7. На исходе души. Земля. Деревня. Дерево

Борис Пинаев
Борис Пинаев, Мария Пинаева. На исходе души. Текст 7

ЗЕМЛЯ
Это, наверно, совсем не Иона. Не он же хрипит, не он раздирает ворот: объяли меня воды до души моей, бездна заключила меня... Морской травой обвита голова моя... до основанья гор я нисшёл, земля навек заградила меня... но Ты... Ты, Господи, изведёшь душу мою из ада.

- Что ж теперь делать, ты не узнал? Я тебя просила... Что делать, когда проклятье... Ты был в храме?
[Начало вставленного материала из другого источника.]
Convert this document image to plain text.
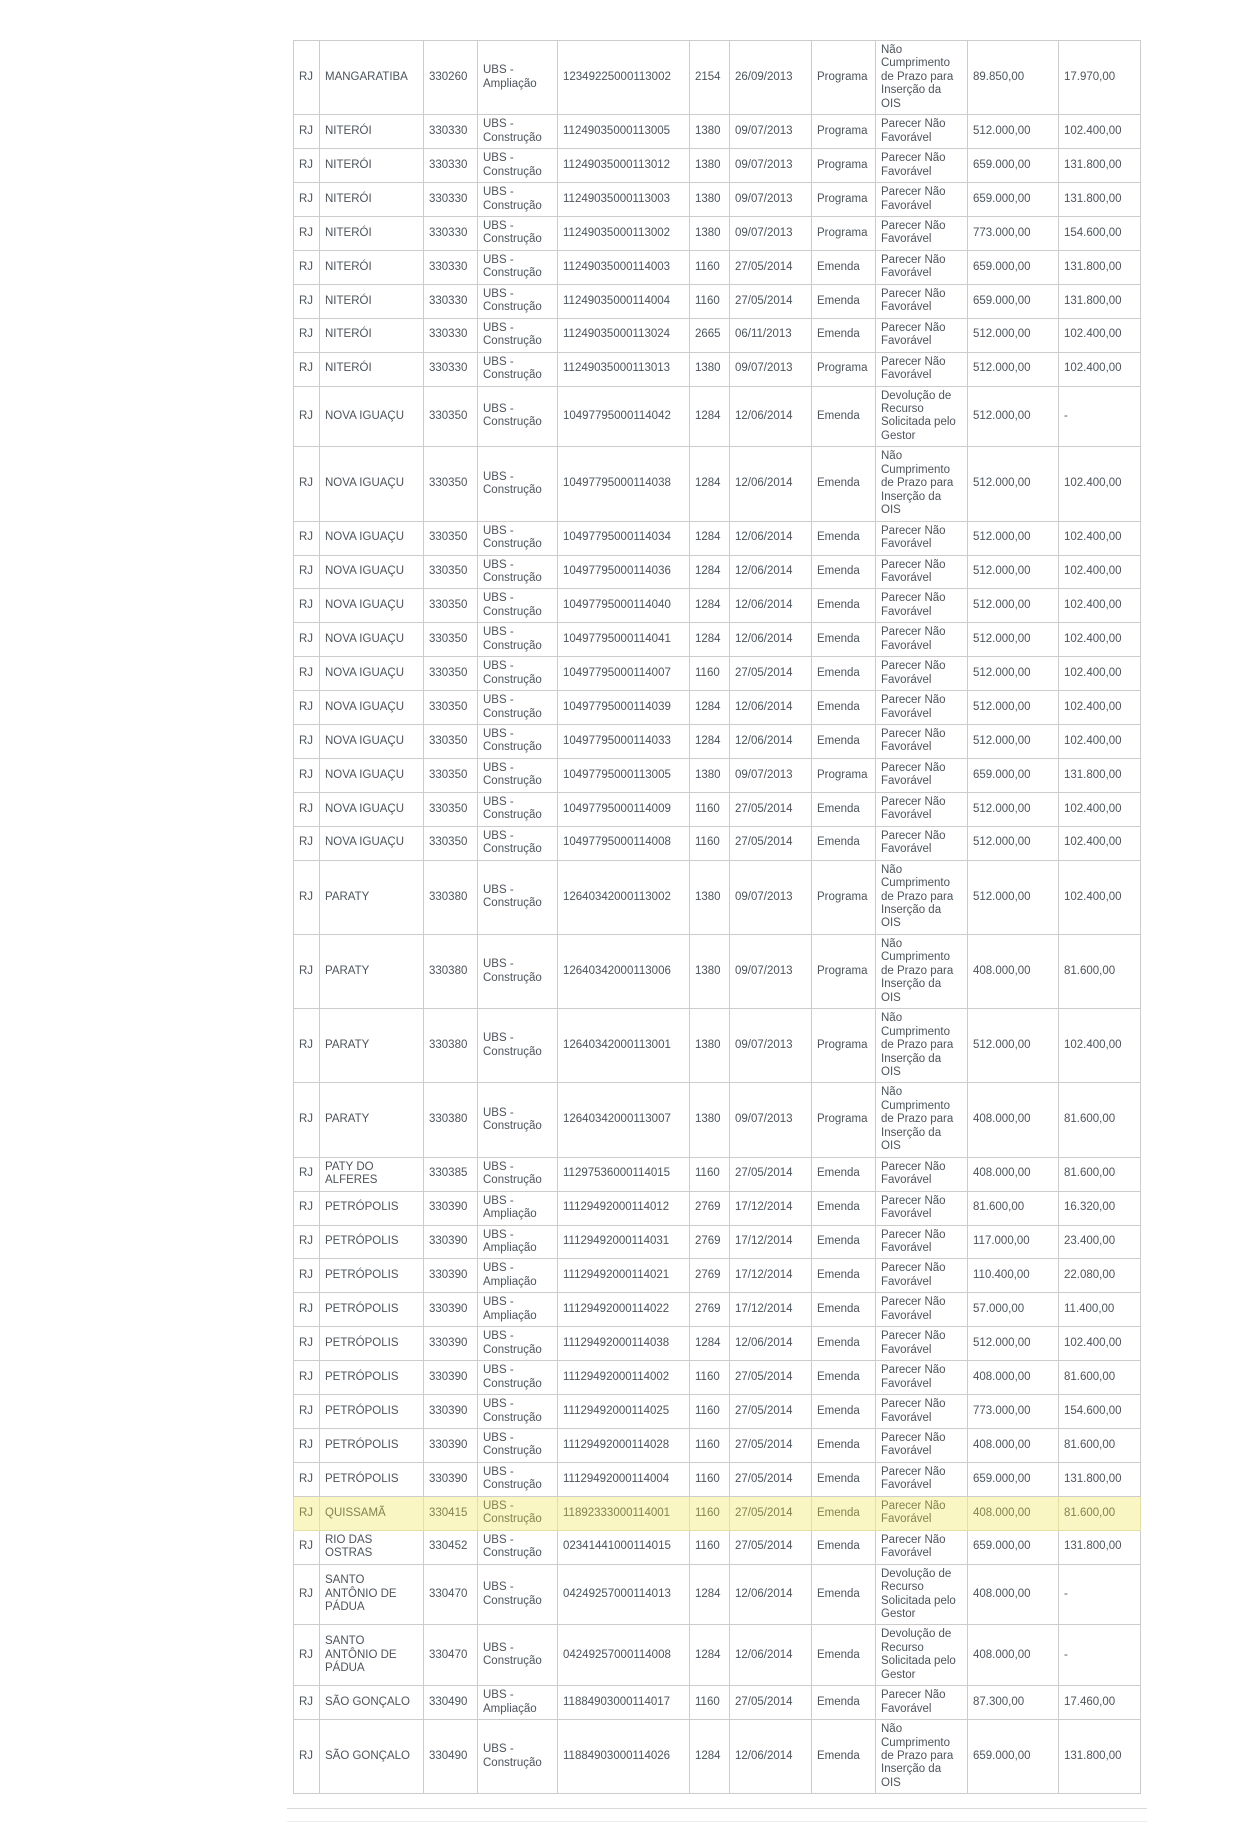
RJ	MANGARATIBA	330260	UBS - Ampliação	12349225000113002	2154	26/09/2013	Programa	Não Cumprimento de Prazo para Inserção da OIS	89.850,00	17.970,00
RJ	NITERÓI	330330	UBS - Construção	11249035000113005	1380	09/07/2013	Programa	Parecer Não Favorável	512.000,00	102.400,00
RJ	NITERÓI	330330	UBS - Construção	11249035000113012	1380	09/07/2013	Programa	Parecer Não Favorável	659.000,00	131.800,00
RJ	NITERÓI	330330	UBS - Construção	11249035000113003	1380	09/07/2013	Programa	Parecer Não Favorável	659.000,00	131.800,00
RJ	NITERÓI	330330	UBS - Construção	11249035000113002	1380	09/07/2013	Programa	Parecer Não Favorável	773.000,00	154.600,00
RJ	NITERÓI	330330	UBS - Construção	11249035000114003	1160	27/05/2014	Emenda	Parecer Não Favorável	659.000,00	131.800,00
RJ	NITERÓI	330330	UBS - Construção	11249035000114004	1160	27/05/2014	Emenda	Parecer Não Favorável	659.000,00	131.800,00
RJ	NITERÓI	330330	UBS - Construção	11249035000113024	2665	06/11/2013	Emenda	Parecer Não Favorável	512.000,00	102.400,00
RJ	NITERÓI	330330	UBS - Construção	11249035000113013	1380	09/07/2013	Programa	Parecer Não Favorável	512.000,00	102.400,00
RJ	NOVA IGUAÇU	330350	UBS - Construção	10497795000114042	1284	12/06/2014	Emenda	Devolução de Recurso Solicitada pelo Gestor	512.000,00	-
RJ	NOVA IGUAÇU	330350	UBS - Construção	10497795000114038	1284	12/06/2014	Emenda	Não Cumprimento de Prazo para Inserção da OIS	512.000,00	102.400,00
RJ	NOVA IGUAÇU	330350	UBS - Construção	10497795000114034	1284	12/06/2014	Emenda	Parecer Não Favorável	512.000,00	102.400,00
RJ	NOVA IGUAÇU	330350	UBS - Construção	10497795000114036	1284	12/06/2014	Emenda	Parecer Não Favorável	512.000,00	102.400,00
RJ	NOVA IGUAÇU	330350	UBS - Construção	10497795000114040	1284	12/06/2014	Emenda	Parecer Não Favorável	512.000,00	102.400,00
RJ	NOVA IGUAÇU	330350	UBS - Construção	10497795000114041	1284	12/06/2014	Emenda	Parecer Não Favorável	512.000,00	102.400,00
RJ	NOVA IGUAÇU	330350	UBS - Construção	10497795000114007	1160	27/05/2014	Emenda	Parecer Não Favorável	512.000,00	102.400,00
RJ	NOVA IGUAÇU	330350	UBS - Construção	10497795000114039	1284	12/06/2014	Emenda	Parecer Não Favorável	512.000,00	102.400,00
RJ	NOVA IGUAÇU	330350	UBS - Construção	10497795000114033	1284	12/06/2014	Emenda	Parecer Não Favorável	512.000,00	102.400,00
RJ	NOVA IGUAÇU	330350	UBS - Construção	10497795000113005	1380	09/07/2013	Programa	Parecer Não Favorável	659.000,00	131.800,00
RJ	NOVA IGUAÇU	330350	UBS - Construção	10497795000114009	1160	27/05/2014	Emenda	Parecer Não Favorável	512.000,00	102.400,00
RJ	NOVA IGUAÇU	330350	UBS - Construção	10497795000114008	1160	27/05/2014	Emenda	Parecer Não Favorável	512.000,00	102.400,00
RJ	PARATY	330380	UBS - Construção	12640342000113002	1380	09/07/2013	Programa	Não Cumprimento de Prazo para Inserção da OIS	512.000,00	102.400,00
RJ	PARATY	330380	UBS - Construção	12640342000113006	1380	09/07/2013	Programa	Não Cumprimento de Prazo para Inserção da OIS	408.000,00	81.600,00
RJ	PARATY	330380	UBS - Construção	12640342000113001	1380	09/07/2013	Programa	Não Cumprimento de Prazo para Inserção da OIS	512.000,00	102.400,00
RJ	PARATY	330380	UBS - Construção	12640342000113007	1380	09/07/2013	Programa	Não Cumprimento de Prazo para Inserção da OIS	408.000,00	81.600,00
RJ	PATY DO ALFERES	330385	UBS - Construção	11297536000114015	1160	27/05/2014	Emenda	Parecer Não Favorável	408.000,00	81.600,00
RJ	PETRÓPOLIS	330390	UBS - Ampliação	11129492000114012	2769	17/12/2014	Emenda	Parecer Não Favorável	81.600,00	16.320,00
RJ	PETRÓPOLIS	330390	UBS - Ampliação	11129492000114031	2769	17/12/2014	Emenda	Parecer Não Favorável	117.000,00	23.400,00
RJ	PETRÓPOLIS	330390	UBS - Ampliação	11129492000114021	2769	17/12/2014	Emenda	Parecer Não Favorável	110.400,00	22.080,00
RJ	PETRÓPOLIS	330390	UBS - Ampliação	11129492000114022	2769	17/12/2014	Emenda	Parecer Não Favorável	57.000,00	11.400,00
RJ	PETRÓPOLIS	330390	UBS - Construção	11129492000114038	1284	12/06/2014	Emenda	Parecer Não Favorável	512.000,00	102.400,00
RJ	PETRÓPOLIS	330390	UBS - Construção	11129492000114002	1160	27/05/2014	Emenda	Parecer Não Favorável	408.000,00	81.600,00
RJ	PETRÓPOLIS	330390	UBS - Construção	11129492000114025	1160	27/05/2014	Emenda	Parecer Não Favorável	773.000,00	154.600,00
RJ	PETRÓPOLIS	330390	UBS - Construção	11129492000114028	1160	27/05/2014	Emenda	Parecer Não Favorável	408.000,00	81.600,00
RJ	PETRÓPOLIS	330390	UBS - Construção	11129492000114004	1160	27/05/2014	Emenda	Parecer Não Favorável	659.000,00	131.800,00
RJ	QUISSAMÃ	330415	UBS - Construção	11892333000114001	1160	27/05/2014	Emenda	Parecer Não Favorável	408.000,00	81.600,00
RJ	RIO DAS OSTRAS	330452	UBS - Construção	02341441000114015	1160	27/05/2014	Emenda	Parecer Não Favorável	659.000,00	131.800,00
RJ	SANTO ANTÔNIO DE PÁDUA	330470	UBS - Construção	04249257000114013	1284	12/06/2014	Emenda	Devolução de Recurso Solicitada pelo Gestor	408.000,00	-
RJ	SANTO ANTÔNIO DE PÁDUA	330470	UBS - Construção	04249257000114008	1284	12/06/2014	Emenda	Devolução de Recurso Solicitada pelo Gestor	408.000,00	-
RJ	SÃO GONÇALO	330490	UBS - Ampliação	11884903000114017	1160	27/05/2014	Emenda	Parecer Não Favorável	87.300,00	17.460,00
RJ	SÃO GONÇALO	330490	UBS - Construção	11884903000114026	1284	12/06/2014	Emenda	Não Cumprimento de Prazo para Inserção da OIS	659.000,00	131.800,00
Она сердилась, мы лежали вместе, она уже почти не вставала – только садилась на кровати раз в день, на пять минут, с трудом, с тяжкими муками. Что делать... Я растирал ей ступни. Блаженны плачущие... Блаженны кроткие... Блаженны милостивые... Блаженны чистые сердцем... БЛАГОСЛОВЛЯЙТЕ ПРОКЛИНАЮЩИХ ВАС. Крестное знамение, дуновение. Заклинание в чине Крещения.
Тайноводственное поучение: изгнать злобного демона, идущего за человеком до спасительных вод.

Ей было бы легче, если бы… А я никак не мог спасти свою милую. Ни тело, ни душу. Только Бог, Спас, Спаситель.
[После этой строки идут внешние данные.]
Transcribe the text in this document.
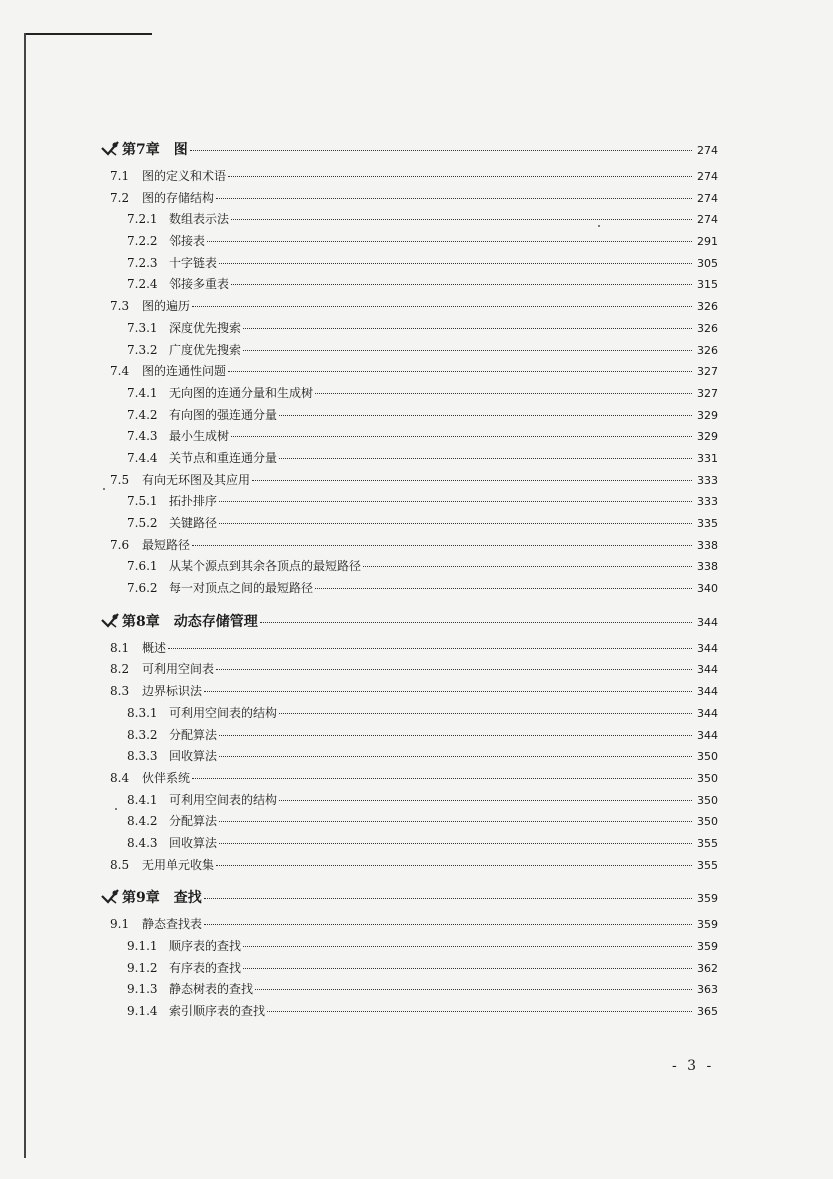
第7章 图	274
7.1	图的定义和术语	274
7.2	图的存储结构	274
7.2.1 数组表示法	274
7.2.2 邻接表	291
7.2.3 十字链表	305
7.2.4 邻接多重表	315
7.3	图的遍历	326
7.3.1 深度优先搜索	326
7.3.2 广度优先搜索	326
7.4	图的连通性问题	327
7.4.1 无向图的连通分量和生成树	327
7.4.2 有向图的强连通分量	329
7.4.3 最小生成树	329
7.4.4 关节点和重连通分量	331
7.5	有向无环图及其应用	333
7.5.1 拓扑排序	333
7.5.2 关键路径	335
7.6	最短路径	338
7.6.1 从某个源点到其余各顶点的最短路径	338
7.6.2 每一对顶点之间的最短路径	340
第8章 动态存储管理	344
8.1	概述	344
8.2	可利用空间表	344
8.3	边界标识法	344
8.3.1 可利用空间表的结构	344
8.3.2 分配算法	344
8.3.3 回收算法	350
8.4	伙伴系统	350
8.4.1 可利用空间表的结构	350
8.4.2 分配算法	350
8.4.3 回收算法	355
8.5	无用单元收集	355
第9章 查找	359
9.1	静态查找表	359
9.1.1 顺序表的查找	359
9.1.2 有序表的查找	362
9.1.3 静态树表的查找	363
9.1.4 索引顺序表的查找	365
- 3 -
Когда-то в день рождения своей матери Мария обязательно навещала кладбище. Однажды... Говорю: не ходи без меня. Во сне видел предтеченскую колокольню, я ростом со звонницу и пытаюсь бить в колокол, но он качается и почему-то молчит. А потом мы куда-то идем, взявшись за руки, мимо серой могилы начальника, чьим именем назван Город. Она почему-то ограждена высоким и стальным решетчатым цилиндром, внутри которого мертвая фигура из жести. Она тихо качается, мы подходим к ней, она рукой касается Машеньки.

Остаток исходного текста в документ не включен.